Nielsen (1996) treated Deuterogoniinae as a subfamily in the Oecophoridae.
This subfamily of Elachistidae is defined by the tegumen being poorly developed and mesially membranous (unique within Gelechioidea), a weakly sclerotized uncus that is separated from the tegumen by a broad membrane, and a hindwing with an outer margin that is excavated below the apex (Hodges, 1998).
Immature stages, biology, and hosts are unknown, except for one record of an adult emerging from a cynipid gall on Quercus.

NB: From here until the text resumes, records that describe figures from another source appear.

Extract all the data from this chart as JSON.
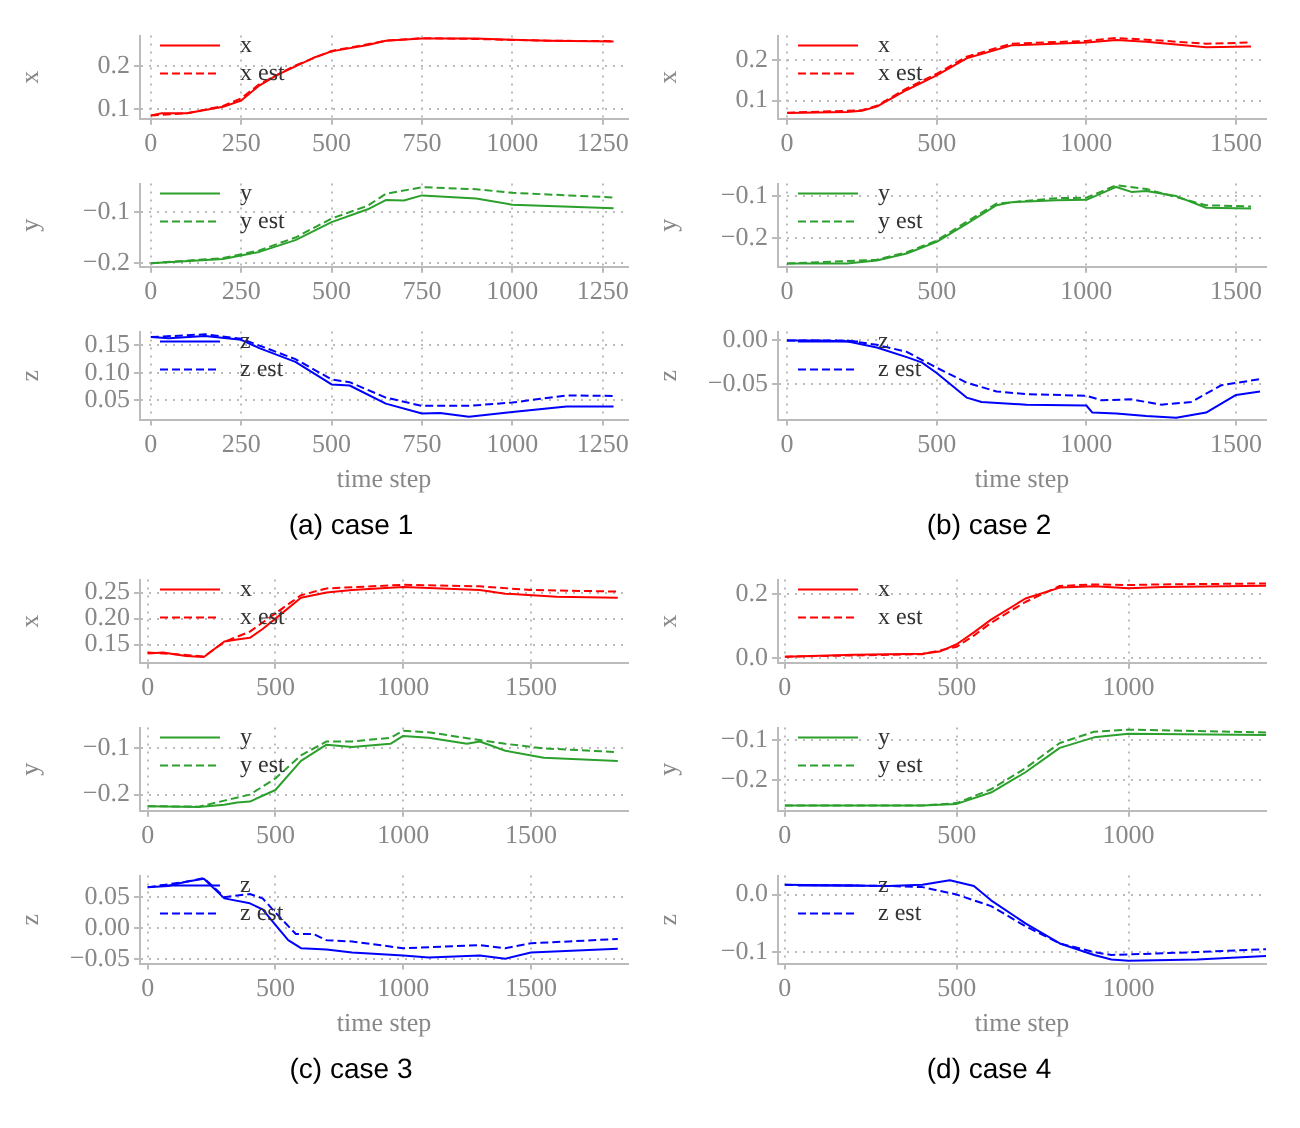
{
  "chart_data": [
    {
      "type": "line",
      "ylabel": "x",
      "xlim": [
        -30,
        1320
      ],
      "xticks": [
        0,
        250,
        500,
        750,
        1000,
        1250
      ],
      "ylim": [
        0.077,
        0.272
      ],
      "yticks": [
        {
          "value": 0.1,
          "label": "0.1"
        },
        {
          "value": 0.2,
          "label": "0.2"
        }
      ],
      "grid": true,
      "legend": "top left",
      "series": [
        {
          "name": "x",
          "color": "#ff0000",
          "line_style": "solid",
          "x": [
            0,
            30,
            100,
            200,
            250,
            300,
            350,
            400,
            450,
            500,
            600,
            650,
            750,
            900,
            1000,
            1100,
            1280
          ],
          "values": [
            0.085,
            0.09,
            0.09,
            0.105,
            0.12,
            0.155,
            0.18,
            0.2,
            0.22,
            0.235,
            0.25,
            0.26,
            0.265,
            0.265,
            0.262,
            0.26,
            0.258
          ]
        },
        {
          "name": "x est",
          "color": "#ff0000",
          "line_style": "dashed",
          "x": [
            0,
            100,
            200,
            250,
            300,
            400,
            500,
            650,
            750,
            900,
            1100,
            1280
          ],
          "values": [
            0.085,
            0.09,
            0.107,
            0.125,
            0.158,
            0.202,
            0.236,
            0.26,
            0.266,
            0.264,
            0.26,
            0.259
          ]
        }
      ]
    },
    {
      "type": "line",
      "ylabel": "y",
      "xlim": [
        -30,
        1320
      ],
      "xticks": [
        0,
        250,
        500,
        750,
        1000,
        1250
      ],
      "ylim": [
        -0.207,
        -0.045
      ],
      "yticks": [
        {
          "value": -0.1,
          "label": "−0.1"
        },
        {
          "value": -0.2,
          "label": "−0.2"
        }
      ],
      "grid": true,
      "legend": "top left",
      "series": [
        {
          "name": "y",
          "color": "#2ca02c",
          "line_style": "solid",
          "x": [
            0,
            200,
            300,
            400,
            500,
            600,
            650,
            700,
            750,
            900,
            1000,
            1280
          ],
          "values": [
            -0.2,
            -0.192,
            -0.178,
            -0.155,
            -0.12,
            -0.095,
            -0.077,
            -0.078,
            -0.068,
            -0.074,
            -0.086,
            -0.093
          ]
        },
        {
          "name": "y est",
          "color": "#2ca02c",
          "line_style": "dashed",
          "x": [
            0,
            200,
            300,
            400,
            500,
            600,
            650,
            750,
            900,
            1000,
            1280
          ],
          "values": [
            -0.2,
            -0.19,
            -0.175,
            -0.15,
            -0.113,
            -0.088,
            -0.065,
            -0.052,
            -0.056,
            -0.063,
            -0.072
          ]
        }
      ]
    },
    {
      "type": "line",
      "ylabel": "z",
      "xlabel": "time step",
      "annotations": [
        "(a) case 1"
      ],
      "xlim": [
        -30,
        1320
      ],
      "xticks": [
        0,
        250,
        500,
        750,
        1000,
        1250
      ],
      "ylim": [
        0.015,
        0.175
      ],
      "yticks": [
        {
          "value": 0.05,
          "label": "0.05"
        },
        {
          "value": 0.1,
          "label": "0.10"
        },
        {
          "value": 0.15,
          "label": "0.15"
        }
      ],
      "grid": true,
      "legend": "top left",
      "series": [
        {
          "name": "z",
          "color": "#0000ff",
          "line_style": "solid",
          "x": [
            0,
            50,
            150,
            250,
            300,
            400,
            500,
            550,
            650,
            750,
            800,
            880,
            1000,
            1150,
            1280
          ],
          "values": [
            0.165,
            0.163,
            0.167,
            0.16,
            0.145,
            0.12,
            0.079,
            0.077,
            0.044,
            0.026,
            0.027,
            0.02,
            0.029,
            0.039,
            0.039
          ]
        },
        {
          "name": "z est",
          "color": "#0000ff",
          "line_style": "dashed",
          "x": [
            0,
            150,
            250,
            400,
            500,
            550,
            650,
            750,
            880,
            1000,
            1150,
            1280
          ],
          "values": [
            0.165,
            0.17,
            0.162,
            0.125,
            0.088,
            0.083,
            0.055,
            0.04,
            0.04,
            0.046,
            0.059,
            0.058
          ]
        }
      ]
    },
    {
      "type": "line",
      "ylabel": "x",
      "xlim": [
        -30,
        1600
      ],
      "xticks": [
        0,
        500,
        1000,
        1500
      ],
      "ylim": [
        0.055,
        0.26
      ],
      "yticks": [
        {
          "value": 0.1,
          "label": "0.1"
        },
        {
          "value": 0.2,
          "label": "0.2"
        }
      ],
      "grid": true,
      "legend": "top left",
      "series": [
        {
          "name": "x",
          "color": "#ff0000",
          "line_style": "solid",
          "x": [
            0,
            200,
            250,
            300,
            400,
            500,
            600,
            750,
            1000,
            1100,
            1200,
            1400,
            1550
          ],
          "values": [
            0.069,
            0.072,
            0.075,
            0.085,
            0.126,
            0.162,
            0.204,
            0.236,
            0.243,
            0.249,
            0.245,
            0.231,
            0.233
          ]
        },
        {
          "name": "x est",
          "color": "#ff0000",
          "line_style": "dashed",
          "x": [
            0,
            250,
            300,
            400,
            500,
            600,
            750,
            1000,
            1100,
            1200,
            1400,
            1550
          ],
          "values": [
            0.07,
            0.076,
            0.087,
            0.13,
            0.166,
            0.208,
            0.24,
            0.247,
            0.254,
            0.25,
            0.24,
            0.243
          ]
        }
      ]
    },
    {
      "type": "line",
      "ylabel": "y",
      "xlim": [
        -30,
        1600
      ],
      "xticks": [
        0,
        500,
        1000,
        1500
      ],
      "ylim": [
        -0.27,
        -0.07
      ],
      "yticks": [
        {
          "value": -0.1,
          "label": "−0.1"
        },
        {
          "value": -0.2,
          "label": "−0.2"
        }
      ],
      "grid": true,
      "legend": "top left",
      "series": [
        {
          "name": "y",
          "color": "#2ca02c",
          "line_style": "solid",
          "x": [
            0,
            200,
            300,
            400,
            500,
            600,
            700,
            750,
            900,
            1000,
            1100,
            1150,
            1200,
            1300,
            1400,
            1550
          ],
          "values": [
            -0.262,
            -0.262,
            -0.255,
            -0.238,
            -0.21,
            -0.167,
            -0.122,
            -0.115,
            -0.11,
            -0.109,
            -0.078,
            -0.09,
            -0.088,
            -0.1,
            -0.128,
            -0.13
          ]
        },
        {
          "name": "y est",
          "color": "#2ca02c",
          "line_style": "dashed",
          "x": [
            0,
            300,
            400,
            500,
            600,
            700,
            900,
            1000,
            1100,
            1200,
            1400,
            1550
          ],
          "values": [
            -0.262,
            -0.253,
            -0.235,
            -0.207,
            -0.162,
            -0.118,
            -0.105,
            -0.104,
            -0.074,
            -0.083,
            -0.122,
            -0.125
          ]
        }
      ]
    },
    {
      "type": "line",
      "ylabel": "z",
      "xlabel": "time step",
      "annotations": [
        "(b) case 2"
      ],
      "xlim": [
        -30,
        1600
      ],
      "xticks": [
        0,
        500,
        1000,
        1500
      ],
      "ylim": [
        -0.09,
        0.01
      ],
      "yticks": [
        {
          "value": 0,
          "label": "0.00"
        },
        {
          "value": -0.05,
          "label": "−0.05"
        }
      ],
      "grid": true,
      "legend": "top left",
      "series": [
        {
          "name": "z",
          "color": "#0000ff",
          "line_style": "solid",
          "x": [
            0,
            100,
            200,
            300,
            400,
            450,
            500,
            600,
            650,
            800,
            1000,
            1020,
            1100,
            1200,
            1300,
            1400,
            1500,
            1580
          ],
          "values": [
            0,
            0,
            -0.001,
            -0.008,
            -0.019,
            -0.025,
            -0.037,
            -0.065,
            -0.07,
            -0.073,
            -0.074,
            -0.082,
            -0.083,
            -0.086,
            -0.088,
            -0.082,
            -0.062,
            -0.058
          ]
        },
        {
          "name": "z est",
          "color": "#0000ff",
          "line_style": "dashed",
          "x": [
            0,
            200,
            300,
            400,
            500,
            600,
            700,
            800,
            1000,
            1050,
            1150,
            1250,
            1350,
            1450,
            1580
          ],
          "values": [
            0,
            0,
            -0.005,
            -0.013,
            -0.031,
            -0.048,
            -0.058,
            -0.061,
            -0.063,
            -0.068,
            -0.067,
            -0.073,
            -0.07,
            -0.051,
            -0.044
          ]
        }
      ]
    },
    {
      "type": "line",
      "ylabel": "x",
      "xlim": [
        -30,
        1880
      ],
      "xticks": [
        0,
        500,
        1000,
        1500
      ],
      "ylim": [
        0.115,
        0.275
      ],
      "yticks": [
        {
          "value": 0.15,
          "label": "0.15"
        },
        {
          "value": 0.2,
          "label": "0.20"
        },
        {
          "value": 0.25,
          "label": "0.25"
        }
      ],
      "grid": true,
      "legend": "top left",
      "series": [
        {
          "name": "x",
          "color": "#ff0000",
          "line_style": "solid",
          "x": [
            0,
            60,
            150,
            220,
            300,
            350,
            400,
            450,
            500,
            600,
            700,
            800,
            1000,
            1300,
            1400,
            1600,
            1840
          ],
          "values": [
            0.133,
            0.135,
            0.128,
            0.126,
            0.156,
            0.16,
            0.163,
            0.18,
            0.2,
            0.24,
            0.25,
            0.255,
            0.261,
            0.255,
            0.248,
            0.242,
            0.24
          ]
        },
        {
          "name": "x est",
          "color": "#ff0000",
          "line_style": "dashed",
          "x": [
            0,
            150,
            220,
            300,
            400,
            500,
            600,
            700,
            1000,
            1300,
            1500,
            1840
          ],
          "values": [
            0.135,
            0.13,
            0.127,
            0.155,
            0.175,
            0.21,
            0.245,
            0.258,
            0.265,
            0.262,
            0.255,
            0.252
          ]
        }
      ]
    },
    {
      "type": "line",
      "ylabel": "y",
      "xlim": [
        -30,
        1880
      ],
      "xticks": [
        0,
        500,
        1000,
        1500
      ],
      "ylim": [
        -0.235,
        -0.055
      ],
      "yticks": [
        {
          "value": -0.1,
          "label": "−0.1"
        },
        {
          "value": -0.2,
          "label": "−0.2"
        }
      ],
      "grid": true,
      "legend": "top left",
      "series": [
        {
          "name": "y",
          "color": "#2ca02c",
          "line_style": "solid",
          "x": [
            0,
            200,
            300,
            350,
            400,
            500,
            600,
            700,
            800,
            950,
            1000,
            1100,
            1250,
            1300,
            1400,
            1550,
            1840
          ],
          "values": [
            -0.225,
            -0.227,
            -0.222,
            -0.217,
            -0.215,
            -0.19,
            -0.127,
            -0.092,
            -0.097,
            -0.09,
            -0.073,
            -0.077,
            -0.09,
            -0.085,
            -0.105,
            -0.12,
            -0.127
          ]
        },
        {
          "name": "y est",
          "color": "#2ca02c",
          "line_style": "dashed",
          "x": [
            0,
            200,
            300,
            400,
            500,
            600,
            700,
            800,
            950,
            1000,
            1100,
            1250,
            1400,
            1550,
            1840
          ],
          "values": [
            -0.225,
            -0.226,
            -0.213,
            -0.2,
            -0.165,
            -0.115,
            -0.085,
            -0.085,
            -0.077,
            -0.062,
            -0.065,
            -0.078,
            -0.09,
            -0.1,
            -0.108
          ]
        }
      ]
    },
    {
      "type": "line",
      "ylabel": "z",
      "xlabel": "time step",
      "annotations": [
        "(c) case 3"
      ],
      "xlim": [
        -30,
        1880
      ],
      "xticks": [
        0,
        500,
        1000,
        1500
      ],
      "ylim": [
        -0.058,
        0.085
      ],
      "yticks": [
        {
          "value": 0.05,
          "label": "0.05"
        },
        {
          "value": 0,
          "label": "0.00"
        },
        {
          "value": -0.05,
          "label": "−0.05"
        }
      ],
      "grid": true,
      "legend": "top left",
      "series": [
        {
          "name": "z",
          "color": "#0000ff",
          "line_style": "solid",
          "x": [
            0,
            80,
            150,
            220,
            300,
            400,
            450,
            500,
            550,
            600,
            700,
            800,
            1000,
            1100,
            1300,
            1400,
            1500,
            1840
          ],
          "values": [
            0.066,
            0.068,
            0.075,
            0.08,
            0.048,
            0.04,
            0.03,
            0.005,
            -0.02,
            -0.033,
            -0.035,
            -0.04,
            -0.045,
            -0.048,
            -0.045,
            -0.05,
            -0.04,
            -0.034
          ]
        },
        {
          "name": "z est",
          "color": "#0000ff",
          "line_style": "dashed",
          "x": [
            0,
            150,
            220,
            300,
            400,
            450,
            500,
            580,
            650,
            700,
            800,
            1000,
            1300,
            1400,
            1500,
            1840
          ],
          "values": [
            0.066,
            0.075,
            0.081,
            0.05,
            0.055,
            0.048,
            0.025,
            -0.01,
            -0.01,
            -0.02,
            -0.022,
            -0.033,
            -0.028,
            -0.033,
            -0.025,
            -0.018
          ]
        }
      ]
    },
    {
      "type": "line",
      "ylabel": "x",
      "xlim": [
        -20,
        1400
      ],
      "xticks": [
        0,
        500,
        1000
      ],
      "ylim": [
        -0.015,
        0.245
      ],
      "yticks": [
        {
          "value": 0,
          "label": "0.0"
        },
        {
          "value": 0.2,
          "label": "0.2"
        }
      ],
      "grid": true,
      "legend": "top left",
      "series": [
        {
          "name": "x",
          "color": "#ff0000",
          "line_style": "solid",
          "x": [
            0,
            200,
            400,
            450,
            500,
            550,
            600,
            700,
            800,
            900,
            1000,
            1100,
            1400
          ],
          "values": [
            0.004,
            0.01,
            0.013,
            0.02,
            0.043,
            0.08,
            0.12,
            0.186,
            0.22,
            0.224,
            0.218,
            0.222,
            0.226
          ]
        },
        {
          "name": "x est",
          "color": "#ff0000",
          "line_style": "dashed",
          "x": [
            0,
            400,
            500,
            550,
            600,
            700,
            800,
            900,
            1000,
            1100,
            1400
          ],
          "values": [
            0.004,
            0.012,
            0.035,
            0.07,
            0.11,
            0.175,
            0.225,
            0.23,
            0.228,
            0.23,
            0.233
          ]
        }
      ]
    },
    {
      "type": "line",
      "ylabel": "y",
      "xlim": [
        -20,
        1400
      ],
      "xticks": [
        0,
        500,
        1000
      ],
      "ylim": [
        -0.275,
        -0.07
      ],
      "yticks": [
        {
          "value": -0.1,
          "label": "−0.1"
        },
        {
          "value": -0.2,
          "label": "−0.2"
        }
      ],
      "grid": true,
      "legend": "top left",
      "series": [
        {
          "name": "y",
          "color": "#2ca02c",
          "line_style": "solid",
          "x": [
            0,
            400,
            500,
            600,
            700,
            800,
            900,
            1000,
            1400
          ],
          "values": [
            -0.262,
            -0.262,
            -0.258,
            -0.23,
            -0.18,
            -0.12,
            -0.094,
            -0.085,
            -0.088
          ]
        },
        {
          "name": "y est",
          "color": "#2ca02c",
          "line_style": "dashed",
          "x": [
            0,
            400,
            500,
            600,
            700,
            800,
            900,
            1000,
            1400
          ],
          "values": [
            -0.262,
            -0.262,
            -0.256,
            -0.222,
            -0.17,
            -0.108,
            -0.08,
            -0.075,
            -0.082
          ]
        }
      ]
    },
    {
      "type": "line",
      "ylabel": "z",
      "xlabel": "time step",
      "annotations": [
        "(d) case 4"
      ],
      "xlim": [
        -20,
        1400
      ],
      "xticks": [
        0,
        500,
        1000
      ],
      "ylim": [
        -0.12,
        0.033
      ],
      "yticks": [
        {
          "value": 0,
          "label": "0.0"
        },
        {
          "value": -0.1,
          "label": "−0.1"
        }
      ],
      "grid": true,
      "legend": "top left",
      "series": [
        {
          "name": "z",
          "color": "#0000ff",
          "line_style": "solid",
          "x": [
            0,
            300,
            400,
            480,
            550,
            600,
            700,
            800,
            900,
            950,
            1000,
            1200,
            1400
          ],
          "values": [
            0.017,
            0.015,
            0.017,
            0.025,
            0.015,
            -0.01,
            -0.05,
            -0.085,
            -0.105,
            -0.113,
            -0.115,
            -0.113,
            -0.107
          ]
        },
        {
          "name": "z est",
          "color": "#0000ff",
          "line_style": "dashed",
          "x": [
            0,
            300,
            400,
            500,
            600,
            700,
            800,
            900,
            950,
            1000,
            1200,
            1400
          ],
          "values": [
            0.017,
            0.015,
            0.013,
            0,
            -0.02,
            -0.055,
            -0.085,
            -0.1,
            -0.105,
            -0.104,
            -0.1,
            -0.095
          ]
        }
      ]
    }
  ]
}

The subfamily includes four species in two genera, Deuterogonia and Paradeuterogonia in the Palearctic (eastern Europe, Japan, Taiwan) and Oriental (Thailand) Regions.
References: Fujisawa (1991), Hodges (1978), Saito (1987, 1989), Toll (1964).
The genitalia are characterized by the male having a valva broadly attached to the vinculum, usually parallel with the vinculum for basal 1⁄2, then directed posteriorly at a right angled lobe (an apomorphy within Gelechioidea) and an aedeagus ankylosed with the juxta (Hodges, 1998). The larva of one species feeds as a leaf roller on Cedrela (Meliaceae) (Fletcher, 1933).
The subfamily includes about 20 species in Aeolanthes in India and Western China (Hodges, 1998).
References: Clarke (1955b), Fletcher (1933), Hodges (1998).